A Intersindical Nacional, numa nota de imprensa divulgada dia 4, veio considerar «lamentável que o Governo do PS, à semelhança do anterior do PSD e do CDS, insista em tentar colocar trabalhadores contra trabalhadores, ao mesmo tempo que ameaça com a sua demissão, numa matéria que já estava prevista nos orçamentos do Estado para 2018 e 2019».
Rejeitando «esta postura de chantagem, contra tudo e contra todos, lançando mão de números e dificuldades orçamentais, sabendo-se como benevolamente reage às necessidades da banca», a confederação contrapõe que «a preocupação com as contas públicas não pode ser o pretexto quando estão em causa os direitos dos trabalhadores». Essa preocupação «tem de estar presente quando se discute os PEC, quando o Governo se submete às imposições, chantagens e constrangimentos da União Europeia e do euro, quando se reduz de forma cega o défice e se teima em não renegociar a dívida».

Contra a chantagem

Contra «a chantagem e ultimato do governo do PS» – após a comissão parlamentar de Educação ter decidido, no dia 2, que devem ser contabilizados todos os 9 anos, 4 meses e 2 dias de serviço efectivamente prestado pelos professores em períodos de congelamento das progressões) –, a CGTP-IN «apela à mobilização dos trabalhadores da Administração Pública» para a manifestação nacional marcada para amanhã, dia 10, com início às 14h30, no Marquês de Pombal, em Lisboa.
A Inter «exorta, ainda, todos os trabalhadores dos sectores público e privado a intensificarem a acção e a luta reivindicativa por melhores condições de vida e de trabalho, por justiça na distribuição da riqueza e por um Portugal com futuro».

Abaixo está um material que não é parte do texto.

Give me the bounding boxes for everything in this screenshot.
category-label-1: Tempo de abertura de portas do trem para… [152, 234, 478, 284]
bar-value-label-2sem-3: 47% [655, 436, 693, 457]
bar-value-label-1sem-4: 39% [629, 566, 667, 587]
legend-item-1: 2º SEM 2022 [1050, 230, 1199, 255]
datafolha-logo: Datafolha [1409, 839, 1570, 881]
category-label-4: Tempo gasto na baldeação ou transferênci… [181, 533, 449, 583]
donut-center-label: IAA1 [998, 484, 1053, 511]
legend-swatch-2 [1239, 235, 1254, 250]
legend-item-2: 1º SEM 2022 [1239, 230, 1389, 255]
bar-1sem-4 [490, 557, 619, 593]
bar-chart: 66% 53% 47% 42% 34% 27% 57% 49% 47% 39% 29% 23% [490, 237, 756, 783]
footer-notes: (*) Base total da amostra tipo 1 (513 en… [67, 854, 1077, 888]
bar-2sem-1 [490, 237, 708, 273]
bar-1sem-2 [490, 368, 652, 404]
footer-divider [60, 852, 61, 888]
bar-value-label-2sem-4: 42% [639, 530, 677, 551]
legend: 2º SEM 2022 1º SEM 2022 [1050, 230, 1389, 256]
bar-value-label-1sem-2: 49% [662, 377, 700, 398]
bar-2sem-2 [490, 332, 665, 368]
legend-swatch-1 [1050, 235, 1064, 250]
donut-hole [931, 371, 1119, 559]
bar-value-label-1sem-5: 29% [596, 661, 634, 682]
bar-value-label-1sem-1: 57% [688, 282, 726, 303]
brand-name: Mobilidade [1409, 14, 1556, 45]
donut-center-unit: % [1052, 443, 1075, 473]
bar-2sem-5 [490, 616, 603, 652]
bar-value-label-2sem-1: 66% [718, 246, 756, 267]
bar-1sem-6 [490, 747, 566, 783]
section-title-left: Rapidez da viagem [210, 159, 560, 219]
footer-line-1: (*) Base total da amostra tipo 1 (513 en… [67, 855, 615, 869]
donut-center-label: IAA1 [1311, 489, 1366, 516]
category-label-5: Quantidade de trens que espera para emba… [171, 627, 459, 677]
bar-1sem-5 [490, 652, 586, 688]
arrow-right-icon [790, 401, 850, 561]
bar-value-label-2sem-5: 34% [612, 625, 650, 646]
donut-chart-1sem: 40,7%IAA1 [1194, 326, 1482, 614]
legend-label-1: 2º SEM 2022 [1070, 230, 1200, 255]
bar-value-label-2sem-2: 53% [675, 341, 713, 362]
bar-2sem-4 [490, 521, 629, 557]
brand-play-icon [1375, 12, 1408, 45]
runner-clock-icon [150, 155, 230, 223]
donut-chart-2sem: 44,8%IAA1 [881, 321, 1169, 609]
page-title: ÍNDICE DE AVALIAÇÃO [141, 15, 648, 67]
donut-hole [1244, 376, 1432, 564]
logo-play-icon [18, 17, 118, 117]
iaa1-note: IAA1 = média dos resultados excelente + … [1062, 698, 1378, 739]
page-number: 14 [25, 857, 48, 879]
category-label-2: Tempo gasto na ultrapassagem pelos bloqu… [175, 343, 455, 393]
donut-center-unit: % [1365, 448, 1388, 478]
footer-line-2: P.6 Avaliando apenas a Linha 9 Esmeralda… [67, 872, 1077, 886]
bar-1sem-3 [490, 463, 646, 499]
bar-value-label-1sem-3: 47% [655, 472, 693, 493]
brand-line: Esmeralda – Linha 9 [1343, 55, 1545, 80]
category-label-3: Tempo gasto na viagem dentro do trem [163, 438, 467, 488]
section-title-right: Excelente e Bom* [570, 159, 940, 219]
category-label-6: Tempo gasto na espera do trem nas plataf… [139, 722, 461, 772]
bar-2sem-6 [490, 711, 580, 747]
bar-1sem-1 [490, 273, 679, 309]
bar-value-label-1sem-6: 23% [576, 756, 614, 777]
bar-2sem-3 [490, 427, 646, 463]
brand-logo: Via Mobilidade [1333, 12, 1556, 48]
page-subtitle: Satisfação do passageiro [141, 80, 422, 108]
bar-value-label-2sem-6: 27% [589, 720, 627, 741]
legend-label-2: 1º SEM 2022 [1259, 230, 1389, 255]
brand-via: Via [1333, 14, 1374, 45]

Para falar sobre os objectivos da manifestação e as perspectivas de participação, a Frente Comum de Sindicatos da Administração Pública convocou uma conferência de imprensa para ontem à tarde, já após o fecho da nossa edição.
No presente momento, «o que é preciso é uma política de esquerda e soberana, que valorize o trabalho e os trabalhadores, que valorize as profissões e as carreiras profissionais», insiste a CGTP-IN, indicando no concreto as reivindicações salientadas no 1.º de Maio.